Dans le document issu de ces états généraux, plusieurs réflexions détonnent. A commencer par cette interrogation sur le fait "de réserver certaines prestations sociales aux nationaux", comme le rappelle Valeurs actuelles. La préférence nationale, thématique chérie du FN, n'est pas très loin. Mais l'opposition s'explique : "Le législateur a admis dans le passé le bénéfice des prestations aux seuls nationaux (...) : être étranger en France, ce n'est pas avoir automatiquement et intégralement tous les droits liés à la citoyenneté française." Dans l'idéologie de la droite de l'époque, il s'agit de rendre le territoire français moins attractif pour les immigrés. Pour cela, le texte remet également en question l'accès à la gratuité des soins pour les étrangers en situation irrégulière.
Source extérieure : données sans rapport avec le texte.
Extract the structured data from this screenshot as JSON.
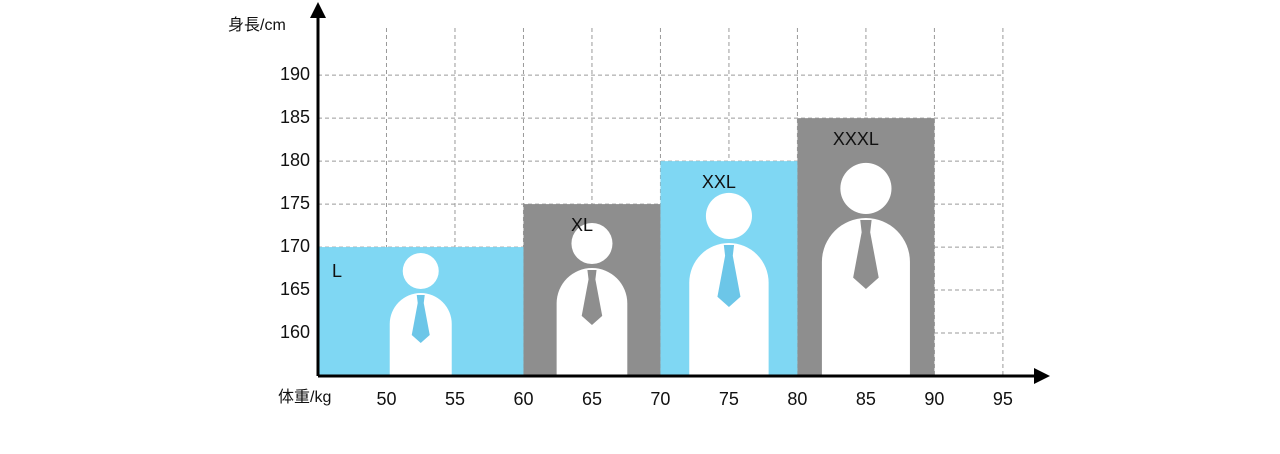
{
  "chart_data": {
    "type": "bar",
    "y_label": "身長/cm",
    "x_label": "体重/kg",
    "categories": [
      "L",
      "XL",
      "XXL",
      "XXXL"
    ],
    "x_start": [
      45,
      60,
      70,
      80
    ],
    "x_end": [
      60,
      70,
      80,
      90
    ],
    "values": [
      170,
      175,
      180,
      185
    ],
    "colors": [
      "#7fd7f3",
      "#8e8e8e",
      "#7fd7f3",
      "#8e8e8e"
    ],
    "xlim": [
      45,
      98
    ],
    "ylim": [
      155,
      197
    ],
    "xticks": [
      50,
      55,
      60,
      65,
      70,
      75,
      80,
      85,
      90,
      95
    ],
    "yticks": [
      160,
      165,
      170,
      175,
      180,
      185,
      190
    ],
    "grid": true
  }
}
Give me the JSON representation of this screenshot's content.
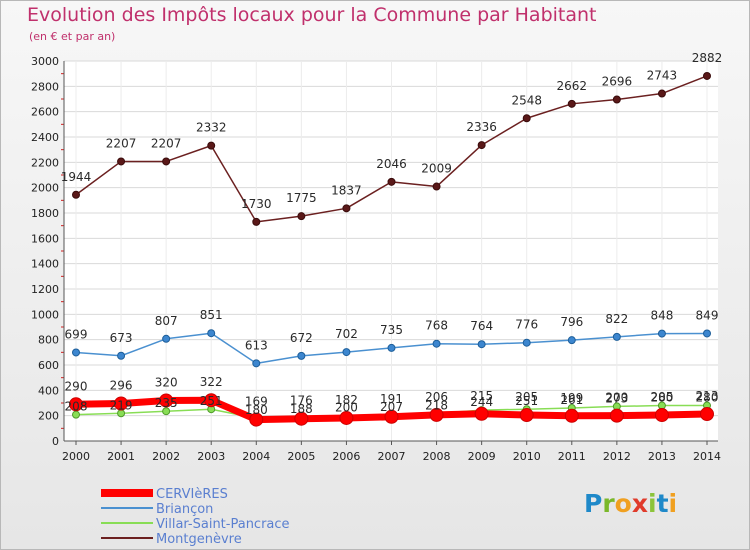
{
  "chart_data": {
    "type": "line",
    "title": "Evolution des Impôts locaux pour la Commune par Habitant",
    "subtitle": "(en € et par an)",
    "x": [
      "2000",
      "2001",
      "2002",
      "2003",
      "2004",
      "2005",
      "2006",
      "2007",
      "2008",
      "2009",
      "2010",
      "2011",
      "2012",
      "2013",
      "2014"
    ],
    "ylim": [
      0,
      3000
    ],
    "yticks": [
      "0",
      "200",
      "400",
      "600",
      "800",
      "1000",
      "1200",
      "1400",
      "1600",
      "1800",
      "2000",
      "2200",
      "2400",
      "2600",
      "2800",
      "3000"
    ],
    "grid": true,
    "legend_position": "bottom-left",
    "series": [
      {
        "name": "CERVIèRES",
        "color": "#ff0000",
        "values": [
          290,
          296,
          320,
          322,
          169,
          176,
          182,
          191,
          206,
          215,
          205,
          199,
          200,
          205,
          213
        ]
      },
      {
        "name": "Briançon",
        "color": "#4a90d0",
        "values": [
          699,
          673,
          807,
          851,
          613,
          672,
          702,
          735,
          768,
          764,
          776,
          796,
          822,
          848,
          849
        ]
      },
      {
        "name": "Villar-Saint-Pancrace",
        "color": "#88dd55",
        "values": [
          208,
          219,
          235,
          251,
          180,
          188,
          200,
          207,
          218,
          244,
          251,
          261,
          273,
          280,
          280
        ]
      },
      {
        "name": "Montgenèvre",
        "color": "#6b2020",
        "values": [
          1944,
          2207,
          2207,
          2332,
          1730,
          1775,
          1837,
          2046,
          2009,
          2336,
          2548,
          2662,
          2696,
          2743,
          2882
        ]
      }
    ]
  },
  "logo": {
    "text": "Proxiti",
    "letters": [
      "P",
      "r",
      "o",
      "x",
      "i",
      "t",
      "i"
    ]
  }
}
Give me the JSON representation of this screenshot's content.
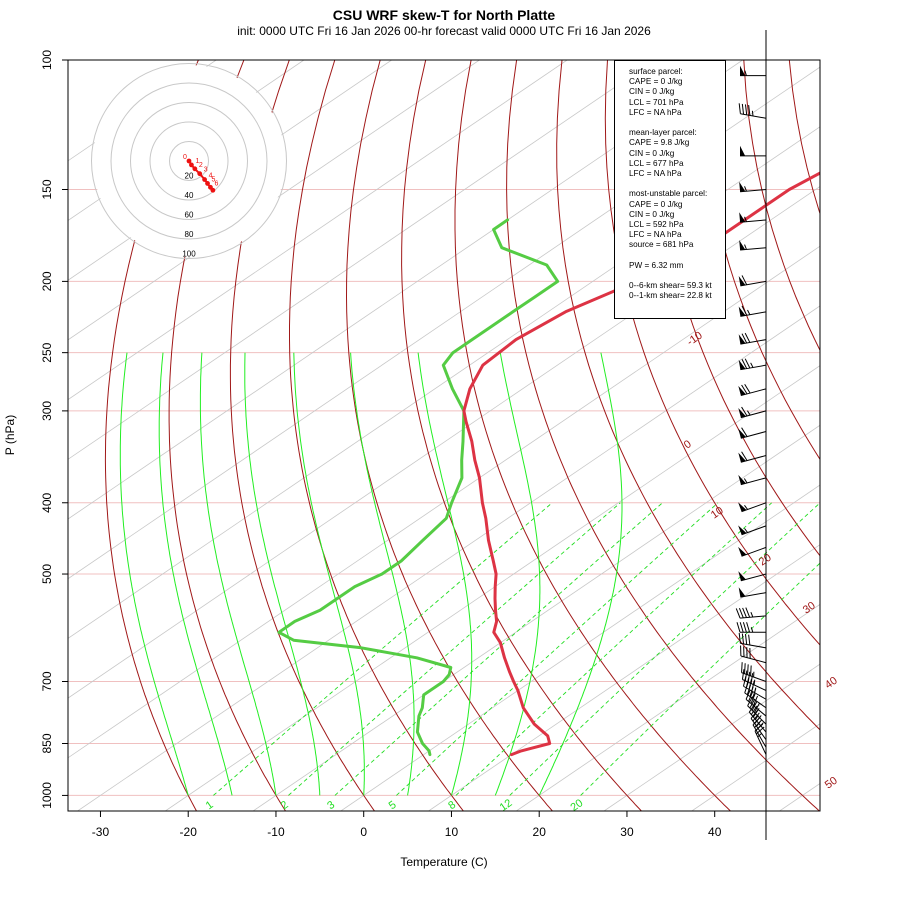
{
  "title": "CSU WRF skew-T for North Platte",
  "subtitle": "init: 0000 UTC Fri 16 Jan 2026     00-hr forecast valid 0000 UTC Fri 16 Jan 2026",
  "info_box": {
    "surface": [
      "surface parcel:",
      "CAPE = 0 J/kg",
      "CIN = 0 J/kg",
      "LCL = 701 hPa",
      "LFC = NA hPa"
    ],
    "mean_layer": [
      "mean-layer parcel:",
      "CAPE = 9.8 J/kg",
      "CIN = 0 J/kg",
      "LCL = 677 hPa",
      "LFC = NA hPa"
    ],
    "most_unstable": [
      "most-unstable parcel:",
      "CAPE = 0 J/kg",
      "CIN = 0 J/kg",
      "LCL = 592 hPa",
      "LFC = NA hPa",
      "source = 681 hPa"
    ],
    "pw": "PW =  6.32 mm",
    "shear": [
      "0--6-km shear= 59.3 kt",
      "0--1-km shear= 22.8 kt"
    ]
  },
  "colors": {
    "temperature": "#dd3344",
    "dewpoint": "#55cc44",
    "dry_adiabat": "#a01818",
    "moist_adiabat": "#22ee22",
    "mixing_ratio": "#22dd22",
    "isotherm": "#c8c8c8",
    "isobar": "#f0c0c0",
    "hodograph_ring": "#c8c8c8",
    "hodograph_trace": "#ee1111"
  },
  "chart_data": {
    "type": "skew-t",
    "title": "CSU WRF skew-T for North Platte",
    "xlabel": "Temperature (C)",
    "ylabel": "P (hPa)",
    "x_ticks": [
      -30,
      -20,
      -10,
      0,
      10,
      20,
      30,
      40
    ],
    "y_ticks": [
      100,
      150,
      200,
      250,
      300,
      400,
      500,
      700,
      850,
      1000
    ],
    "xlim": [
      -33.7,
      52
    ],
    "ylim": [
      1050,
      100
    ],
    "skew_deg_per_log_unit": 53.5,
    "dry_adiabat_labels": [
      -10,
      0,
      10,
      20,
      30,
      40,
      50
    ],
    "mixing_ratio_labels": [
      1,
      2,
      3,
      5,
      8,
      12,
      20
    ],
    "mixing_ratio_lines_gkg": [
      1,
      2,
      3,
      5,
      8,
      12,
      20
    ],
    "dry_adiabat_thetas_C": [
      -20,
      -10,
      0,
      10,
      20,
      30,
      40,
      50,
      60,
      70,
      80,
      90,
      100,
      110,
      120,
      130,
      140,
      150,
      160,
      170
    ],
    "moist_adiabat_thetae_C": [
      -20,
      -15,
      -10,
      -5,
      0,
      5,
      10,
      15,
      20
    ],
    "temperature": {
      "p": [
        880,
        870,
        865,
        850,
        830,
        800,
        760,
        720,
        700,
        680,
        650,
        620,
        600,
        580,
        560,
        540,
        520,
        500,
        480,
        450,
        420,
        400,
        370,
        350,
        330,
        310,
        300,
        280,
        260,
        240,
        220,
        200,
        190,
        180,
        170,
        160,
        150,
        140,
        130,
        120,
        110,
        105
      ],
      "t": [
        10,
        10.5,
        11,
        12.5,
        11,
        7.5,
        3.5,
        0,
        -2,
        -4,
        -7,
        -10,
        -12.5,
        -14,
        -16,
        -18,
        -20,
        -22,
        -24.5,
        -28.5,
        -32.5,
        -35.5,
        -40,
        -43.5,
        -47,
        -51,
        -53,
        -56,
        -58.5,
        -59,
        -58,
        -55,
        -53.5,
        -53,
        -53,
        -53,
        -53,
        -52,
        -51,
        -49,
        -46,
        -45
      ]
    },
    "dewpoint": {
      "p": [
        880,
        870,
        850,
        820,
        780,
        760,
        730,
        700,
        685,
        670,
        650,
        630,
        615,
        600,
        580,
        560,
        540,
        520,
        500,
        480,
        450,
        420,
        400,
        370,
        350,
        330,
        300,
        280,
        260,
        250,
        240,
        230,
        220,
        210,
        200,
        190,
        180,
        170,
        165
      ],
      "t": [
        0.7,
        0,
        -2,
        -4.5,
        -7,
        -8,
        -10,
        -10,
        -10.5,
        -11.5,
        -17,
        -25,
        -34,
        -37,
        -37,
        -36,
        -36,
        -36,
        -35,
        -35,
        -36,
        -37,
        -39,
        -42,
        -45,
        -48,
        -53,
        -58,
        -63,
        -64,
        -64,
        -64,
        -64,
        -64,
        -64,
        -68,
        -76,
        -80,
        -80
      ]
    },
    "hodograph": {
      "ring_labels": [
        20,
        40,
        60,
        80,
        100
      ],
      "point_labels": [
        "0",
        "1",
        "2",
        "3",
        "4",
        "5",
        "6"
      ],
      "u": [
        0,
        2.5,
        6,
        11,
        16,
        19,
        22,
        24.5
      ],
      "v": [
        0,
        -4,
        -8,
        -13,
        -19,
        -23,
        -27,
        -30
      ]
    },
    "wind_barbs": {
      "p": [
        105,
        120,
        135,
        150,
        165,
        180,
        200,
        220,
        240,
        260,
        280,
        300,
        320,
        345,
        370,
        400,
        430,
        460,
        500,
        530,
        570,
        600,
        630,
        660,
        700,
        720,
        740,
        760,
        780,
        800,
        820,
        840,
        860,
        880
      ],
      "speed_kt": [
        55,
        45,
        50,
        55,
        55,
        55,
        60,
        65,
        70,
        75,
        70,
        65,
        60,
        60,
        55,
        55,
        55,
        50,
        50,
        50,
        45,
        45,
        40,
        40,
        45,
        45,
        45,
        40,
        40,
        40,
        35,
        35,
        30,
        25
      ],
      "dir_deg": [
        270,
        280,
        270,
        265,
        265,
        265,
        260,
        260,
        260,
        260,
        255,
        255,
        255,
        255,
        255,
        250,
        250,
        250,
        255,
        260,
        265,
        270,
        280,
        285,
        290,
        295,
        300,
        305,
        310,
        315,
        320,
        325,
        330,
        335
      ]
    }
  }
}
La droite élabore tout un plan de lutte contre l'immigration. Il s'agit de reconduire plus rapidement les clandestins à la frontière, de restreindre le droit d'asile, ou encore de réviser le Code de la nationalité. Tous les étrangers sont visés, avec d'abord les étudiants dont "le titre de séjour doit être renouvelé annuellement en tenant compte des résultats obtenus". Le regroupement familial est également pointé du doigt, car il "pose par son ampleur des problèmes très réels de logement, de scolarisation et d’encadrement social". Il s'agit des prémices du discours de Jacques Chirac sur "le bruit et l'odeur", prononcé en 1991 à Orléans (Loiret).

La radicalité du texte de 1990 est surtout frappante sur la question des musulmans. "L'islam n’apparaît pas conforme à nos fondements sociaux et semble incompatible avec le droit français", affirme la droite de l'époque. L'opposition refuse toute tentative de multiculturalisme et demande une stricte assimilation à la République française : "C’est à l’islam et à lui seul de [s’adapter] afin d’être compatible avec nos règles."

Le programme de la droite pour les législatives de 1993 apparaît pourtant plus consensuel. Mais de retour au pouvoir, le gouvernement d'Edouard Balladur va quand même appliquer certaines idées, en réformant notamment le Code de la nationalité. Les lois Pasqua de 1994 franchissent un nouveau pallier, en limitant le regroupement familial et en durcissant l'accès à un titre de séjour.

La question : la droite s'est-elle recentrée depuis ?

La gêne d'Alain Juppé sur France 2 peut se comprendre. Le discours du RPR au début des années 1990 semble très éloigné du concept "d'identité heureuse", prôné aujourd'hui par l'ancien Premier ministre. Formulé dans un livre collectif de l'UMP intitulé Les douze travaux de l'opposition (éd. Flammarion, 2014), Alain Juppé vante l'intégration et égratigne le concept d'assimilation, en demandant le respect du lien des immigrés à leur culture d’origine qui est "source d’une diversité qui enrichit notre patrimoine".

La théorie d'une droitisation de l'UMP sous l'impulsion de Patrick Buisson, conseiller de Nicolas Sarkozy, au début des années 2010, peut être interrogée. Il s'agirait plutôt d'un retour aux origines après une période où la droite se serait recentrée. Et encore, la droite républicaine ne s'est pas encore risquée, comme en 1990, à s'engager sur le terrain de la préférence nationale. 

Depuis trente ans, même si les instances nationales du RPR puis de l'UMP ont toujours refusé la moindre alliance avec le FN, la droite entretient des rapports paradoxaux avec le Front national. Une problématique qui sera sans doute au cœur de la primaire UMP de 2016.